How you protect your child from bullying
Posted: December 26, 2017
By Master Christopher Rappold
Simple Tip #1 Rehearse what to do
What do the statistics say?
Research shows that those who bully and are bullied appear to be at a greater risk for experiencing loneliness, trouble making friends, lack of success in school and involvement in problem behaviors, such as smoking and drinking.
Bullying generally begins in elementary grades, peaks in the sixth through eighth grade and persists into high school
Children and youth who are bullied are typically anxious, insecure, cautious and suffer from low self esteem and rarely defend themselves.
Like most things in life it’s what you do in advance that counts. Take the time to talk to your children about how they are going to handle getting bullied.

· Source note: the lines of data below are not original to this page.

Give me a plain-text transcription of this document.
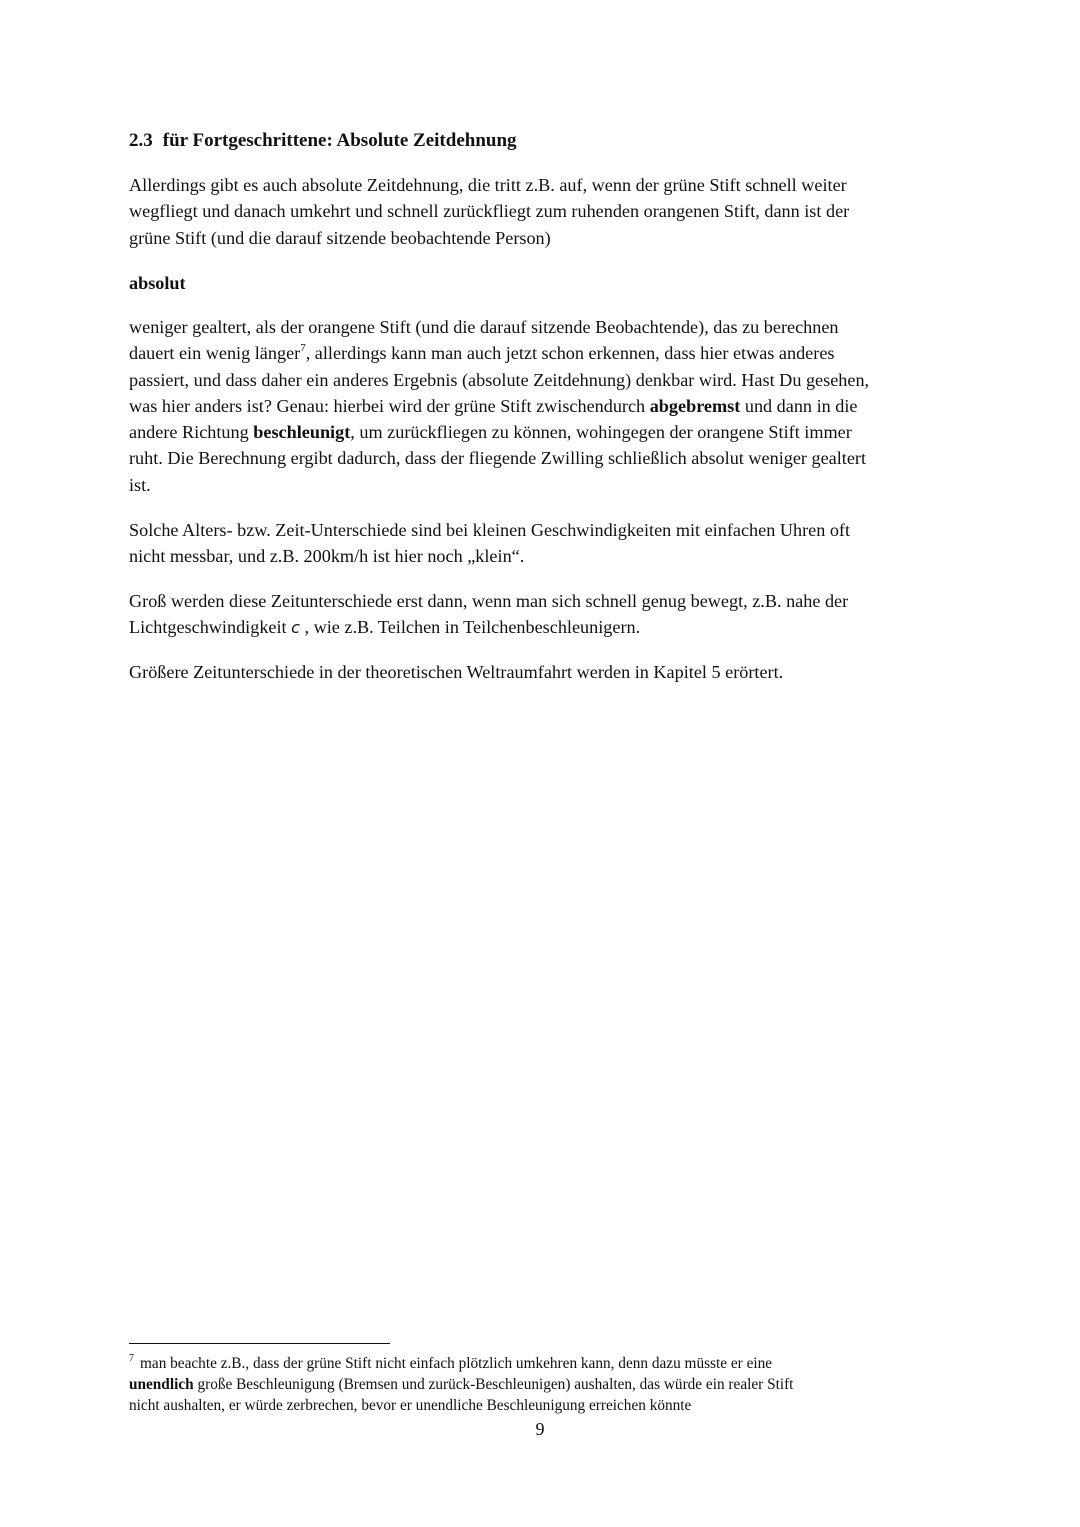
2.3 für Fortgeschrittene: Absolute Zeitdehnung

Allerdings gibt es auch absolute Zeitdehnung, die tritt z.B. auf, wenn der grüne Stift schnell weiter
wegfliegt und danach umkehrt und schnell zurückfliegt zum ruhenden orangenen Stift, dann ist der
grüne Stift (und die darauf sitzende beobachtende Person)

absolut

weniger gealtert, als der orangene Stift (und die darauf sitzende Beobachtende), das zu berechnen
dauert ein wenig länger$^7$, allerdings kann man auch jetzt schon erkennen, dass hier etwas anderes
passiert, und dass daher ein anderes Ergebnis (absolute Zeitdehnung) denkbar wird. Hast Du gesehen,
was hier anders ist? Genau: hierbei wird der grüne Stift zwischendurch abgebremst und dann in die
andere Richtung beschleunigt, um zurückfliegen zu können, wohingegen der orangene Stift immer
ruht. Die Berechnung ergibt dadurch, dass der fliegende Zwilling schließlich absolut weniger gealtert
ist.

Solche Alters- bzw. Zeit-Unterschiede sind bei kleinen Geschwindigkeiten mit einfachen Uhren oft
nicht messbar, und z.B. 200km/h ist hier noch „klein“.

Groß werden diese Zeitunterschiede erst dann, wenn man sich schnell genug bewegt, z.B. nahe der
Lichtgeschwindigkeit c , wie z.B. Teilchen in Teilchenbeschleunigern.

Größere Zeitunterschiede in der theoretischen Weltraumfahrt werden in Kapitel 5 erörtert.

$^7$ man beachte z.B., dass der grüne Stift nicht einfach plötzlich umkehren kann, denn dazu müsste er eine
unendlich große Beschleunigung (Bremsen und zurück-Beschleunigen) aushalten, das würde ein realer Stift
nicht aushalten, er würde zerbrechen, bevor er unendliche Beschleunigung erreichen könnte

9
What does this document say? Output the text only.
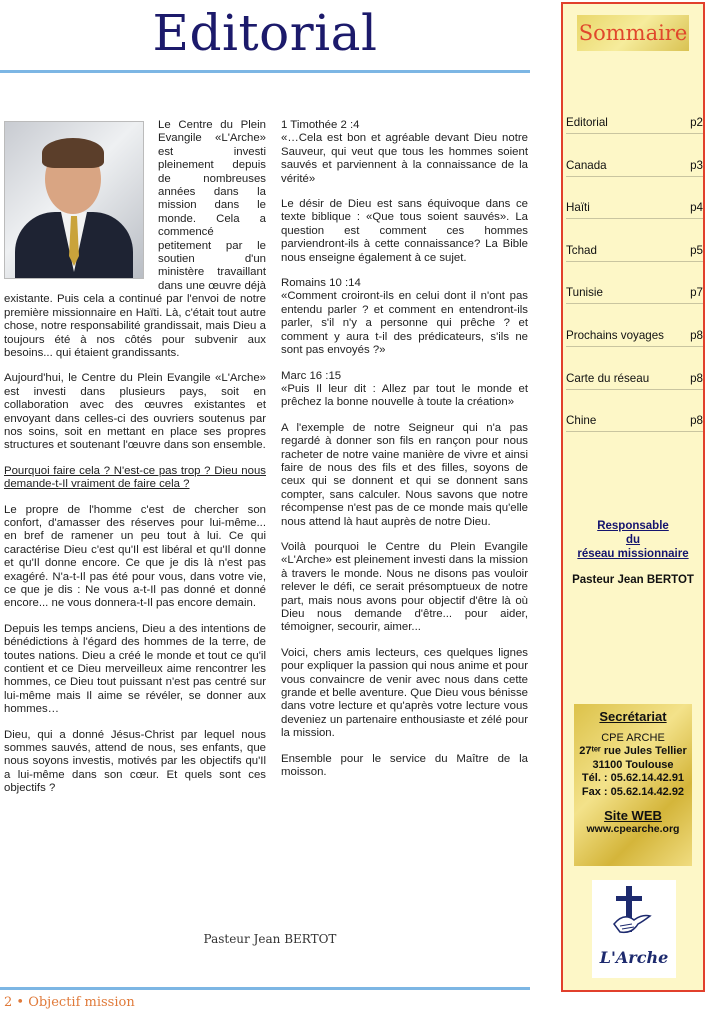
Editorial

Le Centre du Plein Evangile «L'Arche» est investi pleinement depuis de nombreuses années dans la mission dans le monde. Cela a commencé petitement par le soutien d'un ministère travaillant dans une œuvre déjà existante. Puis cela a continué par l'envoi de notre première missionnaire en Haïti. Là, c'était tout autre chose, notre responsabilité grandissait, mais Dieu a toujours été à nos côtés pour subvenir aux besoins... qui étaient grandissants.

Aujourd'hui, le Centre du Plein Evangile «L'Arche» est investi dans plusieurs pays, soit en collaboration avec des œuvres existantes et envoyant dans celles-ci des ouvriers soutenus par nos soins, soit en mettant en place ses propres structures et soutenant l'œuvre dans son ensemble.

Pourquoi faire cela ? N'est-ce pas trop ? Dieu nous demande-t-Il vraiment de faire cela ?

Le propre de l'homme c'est de chercher son confort, d'amasser des réserves pour lui-même... en bref de ramener un peu tout à lui. Ce qui caractérise Dieu c'est qu'Il est libéral et qu'Il donne et qu'Il donne encore. Ce que je dis là n'est pas exagéré. N'a-t-Il pas été pour vous, dans votre vie, ce que je dis : Ne vous a-t-Il pas donné et donné encore... ne vous donnera-t-Il pas encore demain.

Depuis les temps anciens, Dieu a des intentions de bénédictions à l'égard des hommes de la terre, de toutes nations. Dieu a créé le monde et tout ce qu'il contient et ce Dieu merveilleux aime rencontrer les hommes, ce Dieu tout puissant n'est pas centré sur lui-même mais Il aime se révéler, se donner aux hommes…

Dieu, qui a donné Jésus-Christ par lequel nous sommes sauvés, attend de nous, ses enfants, que nous soyons investis, motivés par les objectifs qu'Il a lui-même dans son cœur. Et quels sont ces objectifs ?

1 Timothée 2 :4
«…Cela est bon et agréable devant Dieu notre Sauveur, qui veut que tous les hommes soient sauvés et parviennent à la connaissance de la vérité»

Le désir de Dieu est sans équivoque dans ce texte biblique : «Que tous soient sauvés». La question est comment ces hommes parviendront-ils à cette connaissance? La Bible nous enseigne également à ce sujet.

Romains 10 :14
«Comment croiront-ils en celui dont il n'ont pas entendu parler ? et comment en entendront-ils parler, s'il n'y a personne qui prêche ? et comment y aura t-il des prédicateurs, s'ils ne sont pas envoyés ?»

Marc 16 :15
«Puis Il leur dit : Allez par tout le monde et prêchez la bonne nouvelle à toute la création»

A l'exemple de notre Seigneur qui n'a pas regardé à donner son fils en rançon pour nous racheter de notre vaine manière de vivre et ainsi faire de nous des fils et des filles, soyons de ceux qui se donnent et qui se donnent sans compter, sans calculer. Nous savons que notre récompense n'est pas de ce monde mais qu'elle nous attend là haut auprès de notre Dieu.

Voilà pourquoi le Centre du Plein Evangile «L'Arche» est pleinement investi dans la mission à travers le monde. Nous ne disons pas vouloir relever le défi, ce serait présomptueux de notre part, mais nous avons pour objectif d'être là où Dieu nous demande d'être... pour aider, témoigner, secourir, aimer...

Voici, chers amis lecteurs, ces quelques lignes pour expliquer la passion qui nous anime et pour vous convaincre de venir avec nous dans cette grande et belle aventure. Que Dieu vous bénisse dans votre lecture et qu'après votre lecture vous deveniez un partenaire enthousiaste et zélé pour la mission.

Ensemble pour le service du Maître de la moisson.

Pasteur Jean BERTOT
2 • Objectif mission
Sommaire
Editorial	p2
Canada	p3
Haïti	p4
Tchad	p5
Tunisie	p7
Prochains voyages p8
Carte du réseau	p8
Chine	p8
Responsable
du
réseau missionnaire
Pasteur Jean BERTOT
Secrétariat
CPE ARCHE
27ᵗᵉʳ rue Jules Tellier
31100 Toulouse
Tél. : 05.62.14.42.91
Fax : 05.62.14.42.92
Site WEB
www.cpearche.org
L'Arche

Role play with them to see what their reaction is going to be, you may be surprised at how they react.
Mold their reactions to what you would want them to do. This will give your child the feeling in a confrontation that you back them up and will eliminate the paralysis that often comes as a result of fearing consequences if they stand up for themselves. Take this one step and watch what a big difference this will make.
Simple Tip #2 Don’t hope, cope
What do the statistics say -
74% of 8 – 11 year old students said teasing and bullying occur at their schools.
75% of children have been victims of bullying during their school careers
Let them know that everyone gets bullied from time to time. It’s how we react that counts. Often when children get bullied they feel they are the only ones. Let them know that verbal bullying happens throughout life and dealing with it will only make them better in the future. Don’t teach them to hope bullies will stay away; prepare them for how to cope with a confrontation confidently. Take the time to share personal stories from your experiences.
Simple Tip #3 Code of Conduct
What do the statistics say -
60% of those characterized as bullies in grades 6-9 had at least one criminal conviction by the age of 24
Studies have shown that bullies are generally physically aggressive, hot tempered, easily angered and impulsive.
Spell out the “code of conduct” that you feel is appropriate for them. Emphasize the importance of being friendly and walking tall. Nothing will make your child less of a target than genuinely being nice to people and projecting confidence. Sure, from time to time niceness can get taken advantage of or misinterpreted as weak, but largely it will pay off. Walking tall means that they look and speak with a confident tone; many times the children that are picked on are easy targets because of the way they carry themselves. Watch your child’s posture, eye contact and voice quality and make suggestions for improving this.